Luke built a fire of beachwood and as the sun came up we had breakfast together—some of them singing, everyone hungry, the fish tasting marvelous.

“Mark broke his oar,” Luke said and laughed. He was drying by the fire, his clothes steaming. He explained that they had been blown first one way and then another.

Nain

Tevet 18

This has been a beautiful week because I raised a man from the dead and made a blind man see.

At Nain, a small village, my disciples and I met a burial procession headed for tombs cut in the side of a nearby hill. A young man lay on a flower-covered bier. I learned his name from a man in the procession: it was David. He and his mother had been my friends for years. I recognized Athalia walking behind the bier, weeping. Aaron, her husband, had died recently.

It was a warm, still afternoon. The warbling of a bulbul seemed out of place as the procession passed. As the bier scraped against a rock, as the bearers stopped, I approached one of them and asked them to wait.

“David...David...this is Jesus...arise...”

The disciples, astonished, bunched around the bier. I touched David, spoke loudly, shook him.
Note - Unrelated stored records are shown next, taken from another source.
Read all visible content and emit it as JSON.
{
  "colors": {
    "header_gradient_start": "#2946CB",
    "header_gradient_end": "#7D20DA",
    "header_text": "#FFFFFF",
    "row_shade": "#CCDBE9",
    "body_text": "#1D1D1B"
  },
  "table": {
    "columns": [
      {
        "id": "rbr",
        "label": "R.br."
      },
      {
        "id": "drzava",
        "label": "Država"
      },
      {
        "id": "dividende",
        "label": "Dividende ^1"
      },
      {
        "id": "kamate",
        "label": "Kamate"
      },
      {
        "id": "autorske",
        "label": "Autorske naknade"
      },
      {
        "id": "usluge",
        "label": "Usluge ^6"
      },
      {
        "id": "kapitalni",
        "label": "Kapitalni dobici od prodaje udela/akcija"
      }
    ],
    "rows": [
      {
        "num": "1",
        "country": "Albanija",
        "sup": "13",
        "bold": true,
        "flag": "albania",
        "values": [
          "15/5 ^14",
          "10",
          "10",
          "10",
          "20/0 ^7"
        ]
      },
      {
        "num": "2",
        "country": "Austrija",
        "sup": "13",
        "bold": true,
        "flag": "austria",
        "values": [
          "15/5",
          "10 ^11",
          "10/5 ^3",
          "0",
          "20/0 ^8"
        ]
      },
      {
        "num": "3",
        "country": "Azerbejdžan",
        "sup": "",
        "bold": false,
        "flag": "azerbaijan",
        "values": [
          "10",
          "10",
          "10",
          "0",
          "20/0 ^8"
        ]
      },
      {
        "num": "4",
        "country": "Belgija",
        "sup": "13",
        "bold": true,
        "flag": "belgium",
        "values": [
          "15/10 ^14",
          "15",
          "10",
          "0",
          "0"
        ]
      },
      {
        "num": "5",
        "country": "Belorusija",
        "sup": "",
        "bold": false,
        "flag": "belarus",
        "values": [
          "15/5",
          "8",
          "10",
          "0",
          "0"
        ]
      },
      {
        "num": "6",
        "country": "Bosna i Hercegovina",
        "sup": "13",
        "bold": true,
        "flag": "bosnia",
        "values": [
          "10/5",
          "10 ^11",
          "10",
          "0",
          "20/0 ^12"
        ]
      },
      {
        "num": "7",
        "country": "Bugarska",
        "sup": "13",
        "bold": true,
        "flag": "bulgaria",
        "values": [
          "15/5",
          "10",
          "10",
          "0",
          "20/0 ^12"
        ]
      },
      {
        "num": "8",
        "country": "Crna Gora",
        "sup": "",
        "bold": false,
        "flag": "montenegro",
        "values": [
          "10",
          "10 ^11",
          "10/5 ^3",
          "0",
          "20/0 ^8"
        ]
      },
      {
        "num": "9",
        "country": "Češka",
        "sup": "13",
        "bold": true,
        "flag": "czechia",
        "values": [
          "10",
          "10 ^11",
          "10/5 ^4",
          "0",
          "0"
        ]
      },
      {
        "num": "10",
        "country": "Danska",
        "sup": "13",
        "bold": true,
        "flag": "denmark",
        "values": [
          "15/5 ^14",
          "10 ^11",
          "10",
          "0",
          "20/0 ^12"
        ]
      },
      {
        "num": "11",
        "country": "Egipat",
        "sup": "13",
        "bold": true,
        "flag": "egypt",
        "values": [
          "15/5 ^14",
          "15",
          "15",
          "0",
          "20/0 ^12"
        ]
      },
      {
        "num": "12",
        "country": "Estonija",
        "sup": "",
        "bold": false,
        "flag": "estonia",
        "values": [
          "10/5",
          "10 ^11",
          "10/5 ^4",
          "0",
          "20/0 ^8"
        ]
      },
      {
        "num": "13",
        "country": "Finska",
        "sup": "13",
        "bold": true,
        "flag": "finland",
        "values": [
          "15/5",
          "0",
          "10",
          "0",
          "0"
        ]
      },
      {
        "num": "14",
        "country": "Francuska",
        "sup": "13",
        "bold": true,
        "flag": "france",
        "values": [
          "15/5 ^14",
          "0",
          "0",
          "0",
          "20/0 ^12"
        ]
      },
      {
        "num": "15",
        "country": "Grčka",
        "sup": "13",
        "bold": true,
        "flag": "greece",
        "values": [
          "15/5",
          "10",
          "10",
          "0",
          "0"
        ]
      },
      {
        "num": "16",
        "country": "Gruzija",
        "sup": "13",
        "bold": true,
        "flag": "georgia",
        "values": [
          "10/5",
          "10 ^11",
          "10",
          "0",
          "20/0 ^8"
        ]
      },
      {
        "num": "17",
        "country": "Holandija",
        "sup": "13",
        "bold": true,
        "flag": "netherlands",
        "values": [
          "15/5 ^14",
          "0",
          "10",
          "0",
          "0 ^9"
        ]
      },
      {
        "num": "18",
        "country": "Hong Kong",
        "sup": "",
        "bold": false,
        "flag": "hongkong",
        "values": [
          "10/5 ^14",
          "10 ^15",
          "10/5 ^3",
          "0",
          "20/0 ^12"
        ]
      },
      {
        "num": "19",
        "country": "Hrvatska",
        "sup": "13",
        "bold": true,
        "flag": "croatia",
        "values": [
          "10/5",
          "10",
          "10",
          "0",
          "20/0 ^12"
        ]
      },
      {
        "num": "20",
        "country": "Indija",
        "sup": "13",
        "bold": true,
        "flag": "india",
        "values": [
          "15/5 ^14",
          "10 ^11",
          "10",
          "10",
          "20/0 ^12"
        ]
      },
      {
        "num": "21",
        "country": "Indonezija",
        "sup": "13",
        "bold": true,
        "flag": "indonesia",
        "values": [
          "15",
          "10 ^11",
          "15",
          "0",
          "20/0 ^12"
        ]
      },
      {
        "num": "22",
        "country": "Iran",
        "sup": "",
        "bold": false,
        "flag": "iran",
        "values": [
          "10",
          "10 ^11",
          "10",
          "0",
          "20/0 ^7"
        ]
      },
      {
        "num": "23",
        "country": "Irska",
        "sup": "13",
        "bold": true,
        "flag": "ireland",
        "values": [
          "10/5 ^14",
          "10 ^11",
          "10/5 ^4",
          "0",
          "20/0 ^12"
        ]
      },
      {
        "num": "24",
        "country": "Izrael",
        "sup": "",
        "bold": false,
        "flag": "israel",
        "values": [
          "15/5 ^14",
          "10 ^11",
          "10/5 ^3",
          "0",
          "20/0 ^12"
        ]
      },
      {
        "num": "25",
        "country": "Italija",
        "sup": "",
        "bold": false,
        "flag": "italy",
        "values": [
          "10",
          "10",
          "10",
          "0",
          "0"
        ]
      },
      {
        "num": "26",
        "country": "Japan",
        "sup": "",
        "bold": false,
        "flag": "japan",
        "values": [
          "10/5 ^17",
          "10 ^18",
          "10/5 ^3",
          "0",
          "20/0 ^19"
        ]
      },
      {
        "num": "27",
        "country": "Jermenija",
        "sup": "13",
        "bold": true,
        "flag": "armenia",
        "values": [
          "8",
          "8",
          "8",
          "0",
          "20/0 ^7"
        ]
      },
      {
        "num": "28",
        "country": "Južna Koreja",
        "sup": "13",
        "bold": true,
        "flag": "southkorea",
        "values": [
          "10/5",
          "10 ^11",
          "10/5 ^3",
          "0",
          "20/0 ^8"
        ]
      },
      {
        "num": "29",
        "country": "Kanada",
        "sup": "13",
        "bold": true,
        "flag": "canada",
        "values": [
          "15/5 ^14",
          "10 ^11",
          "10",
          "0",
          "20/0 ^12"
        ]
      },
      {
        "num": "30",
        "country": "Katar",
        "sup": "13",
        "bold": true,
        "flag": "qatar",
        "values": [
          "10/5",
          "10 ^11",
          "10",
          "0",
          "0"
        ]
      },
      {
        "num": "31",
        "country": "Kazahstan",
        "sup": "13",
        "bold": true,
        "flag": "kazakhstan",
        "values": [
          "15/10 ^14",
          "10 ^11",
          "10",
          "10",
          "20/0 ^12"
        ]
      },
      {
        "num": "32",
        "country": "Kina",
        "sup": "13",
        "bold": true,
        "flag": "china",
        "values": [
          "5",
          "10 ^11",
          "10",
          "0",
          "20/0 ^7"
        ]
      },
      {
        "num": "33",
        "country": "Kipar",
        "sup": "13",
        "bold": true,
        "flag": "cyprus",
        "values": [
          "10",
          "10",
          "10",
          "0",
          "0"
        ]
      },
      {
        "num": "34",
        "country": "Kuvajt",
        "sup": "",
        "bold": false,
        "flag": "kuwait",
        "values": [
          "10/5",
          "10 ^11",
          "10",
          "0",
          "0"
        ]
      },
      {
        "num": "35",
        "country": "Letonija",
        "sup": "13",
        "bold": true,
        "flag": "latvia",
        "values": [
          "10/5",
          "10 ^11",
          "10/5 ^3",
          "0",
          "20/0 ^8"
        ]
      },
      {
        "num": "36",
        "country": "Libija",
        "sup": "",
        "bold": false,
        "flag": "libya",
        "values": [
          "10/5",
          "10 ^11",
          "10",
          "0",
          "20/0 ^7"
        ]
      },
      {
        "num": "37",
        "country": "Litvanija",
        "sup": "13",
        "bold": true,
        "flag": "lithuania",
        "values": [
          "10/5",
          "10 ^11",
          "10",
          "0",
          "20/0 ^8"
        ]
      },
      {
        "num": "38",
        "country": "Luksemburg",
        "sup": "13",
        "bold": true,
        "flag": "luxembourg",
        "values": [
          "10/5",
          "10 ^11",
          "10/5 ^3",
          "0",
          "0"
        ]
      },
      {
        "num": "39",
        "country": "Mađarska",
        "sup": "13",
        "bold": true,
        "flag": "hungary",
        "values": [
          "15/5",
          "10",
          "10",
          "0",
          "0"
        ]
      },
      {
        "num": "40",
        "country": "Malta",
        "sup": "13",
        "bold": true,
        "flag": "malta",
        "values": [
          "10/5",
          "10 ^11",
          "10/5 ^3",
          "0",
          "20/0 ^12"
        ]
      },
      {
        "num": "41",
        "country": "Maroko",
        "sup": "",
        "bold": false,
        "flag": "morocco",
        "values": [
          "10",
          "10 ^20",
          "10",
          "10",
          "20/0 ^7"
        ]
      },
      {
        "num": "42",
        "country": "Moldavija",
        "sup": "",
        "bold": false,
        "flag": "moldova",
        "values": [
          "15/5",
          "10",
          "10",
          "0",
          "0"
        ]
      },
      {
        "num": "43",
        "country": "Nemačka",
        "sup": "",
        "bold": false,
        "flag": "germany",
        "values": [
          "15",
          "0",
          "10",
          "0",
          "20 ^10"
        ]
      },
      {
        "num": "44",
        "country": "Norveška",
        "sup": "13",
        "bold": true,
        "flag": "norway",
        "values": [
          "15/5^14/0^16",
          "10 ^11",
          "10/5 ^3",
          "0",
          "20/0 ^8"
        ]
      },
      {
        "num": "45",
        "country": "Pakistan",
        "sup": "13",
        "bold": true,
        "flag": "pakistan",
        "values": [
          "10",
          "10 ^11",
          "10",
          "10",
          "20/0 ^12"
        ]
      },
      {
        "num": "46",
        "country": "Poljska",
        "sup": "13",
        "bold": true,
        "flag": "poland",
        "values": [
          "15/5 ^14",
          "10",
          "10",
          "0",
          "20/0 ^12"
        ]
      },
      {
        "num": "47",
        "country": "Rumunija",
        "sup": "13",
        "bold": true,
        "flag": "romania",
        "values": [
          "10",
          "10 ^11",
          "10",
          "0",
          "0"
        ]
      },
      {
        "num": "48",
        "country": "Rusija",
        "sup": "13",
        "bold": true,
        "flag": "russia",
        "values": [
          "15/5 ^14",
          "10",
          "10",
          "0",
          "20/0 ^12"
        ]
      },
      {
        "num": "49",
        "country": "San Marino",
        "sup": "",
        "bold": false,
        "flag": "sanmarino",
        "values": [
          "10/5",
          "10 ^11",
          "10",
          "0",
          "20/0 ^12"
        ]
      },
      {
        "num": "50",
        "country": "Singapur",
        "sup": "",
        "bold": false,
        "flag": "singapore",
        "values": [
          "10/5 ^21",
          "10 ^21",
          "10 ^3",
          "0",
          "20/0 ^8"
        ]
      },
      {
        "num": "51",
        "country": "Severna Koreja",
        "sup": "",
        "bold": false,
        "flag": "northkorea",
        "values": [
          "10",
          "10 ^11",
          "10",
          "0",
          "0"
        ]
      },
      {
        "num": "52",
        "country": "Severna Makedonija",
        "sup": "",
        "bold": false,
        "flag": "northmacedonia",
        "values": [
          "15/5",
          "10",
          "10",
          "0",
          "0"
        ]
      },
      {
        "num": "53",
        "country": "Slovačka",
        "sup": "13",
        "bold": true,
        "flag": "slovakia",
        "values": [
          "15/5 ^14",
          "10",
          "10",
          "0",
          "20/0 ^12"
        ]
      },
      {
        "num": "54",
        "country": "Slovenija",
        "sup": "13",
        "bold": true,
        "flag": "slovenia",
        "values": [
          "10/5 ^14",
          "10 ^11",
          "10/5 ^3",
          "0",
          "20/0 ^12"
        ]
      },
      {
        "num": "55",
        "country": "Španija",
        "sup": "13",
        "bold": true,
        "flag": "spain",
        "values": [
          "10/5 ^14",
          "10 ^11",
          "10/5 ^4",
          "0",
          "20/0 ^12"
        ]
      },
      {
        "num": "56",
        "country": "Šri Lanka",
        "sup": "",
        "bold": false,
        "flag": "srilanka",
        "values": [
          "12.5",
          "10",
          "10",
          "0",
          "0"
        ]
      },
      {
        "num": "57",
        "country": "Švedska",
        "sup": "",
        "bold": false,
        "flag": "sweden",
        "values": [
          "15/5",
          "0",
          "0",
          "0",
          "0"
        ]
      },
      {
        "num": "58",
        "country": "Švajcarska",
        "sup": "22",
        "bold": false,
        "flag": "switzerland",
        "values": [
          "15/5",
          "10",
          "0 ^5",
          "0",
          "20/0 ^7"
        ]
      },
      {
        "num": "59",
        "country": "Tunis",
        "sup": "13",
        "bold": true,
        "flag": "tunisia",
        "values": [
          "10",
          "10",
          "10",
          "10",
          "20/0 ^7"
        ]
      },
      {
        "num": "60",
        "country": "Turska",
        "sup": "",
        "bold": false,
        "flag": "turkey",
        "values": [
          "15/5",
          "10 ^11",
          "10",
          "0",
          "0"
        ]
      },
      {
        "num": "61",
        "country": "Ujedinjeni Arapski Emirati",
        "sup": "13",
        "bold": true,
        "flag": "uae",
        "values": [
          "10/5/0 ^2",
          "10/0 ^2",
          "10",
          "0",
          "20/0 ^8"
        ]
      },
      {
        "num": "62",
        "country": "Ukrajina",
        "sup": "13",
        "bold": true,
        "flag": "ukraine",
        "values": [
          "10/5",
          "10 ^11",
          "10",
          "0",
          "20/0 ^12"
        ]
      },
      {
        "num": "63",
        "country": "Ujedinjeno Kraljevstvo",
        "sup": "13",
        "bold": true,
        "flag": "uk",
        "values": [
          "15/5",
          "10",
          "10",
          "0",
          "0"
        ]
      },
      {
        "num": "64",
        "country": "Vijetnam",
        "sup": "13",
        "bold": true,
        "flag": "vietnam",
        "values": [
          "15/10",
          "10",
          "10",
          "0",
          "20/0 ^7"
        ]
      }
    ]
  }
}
“David, you are all right. Your mother is here. Get up...” He sat up among his flowers and his mother rushed to his side. He recognized my voice and asked for me. I talked gently with him.

A happy procession. The bier was abandoned; someone threw flowers into the air as David walked...

I am overjoyed as I write. I see David and his mother kissing each other. Someone is singing.

From Nain I went on to see the daughter of Jairus as she lay in bed in her home. The curtains were drawn; the air was sick room air; flowers had wilted on her bed table; her dog cringed under her bed. I asked everyone to leave us alone.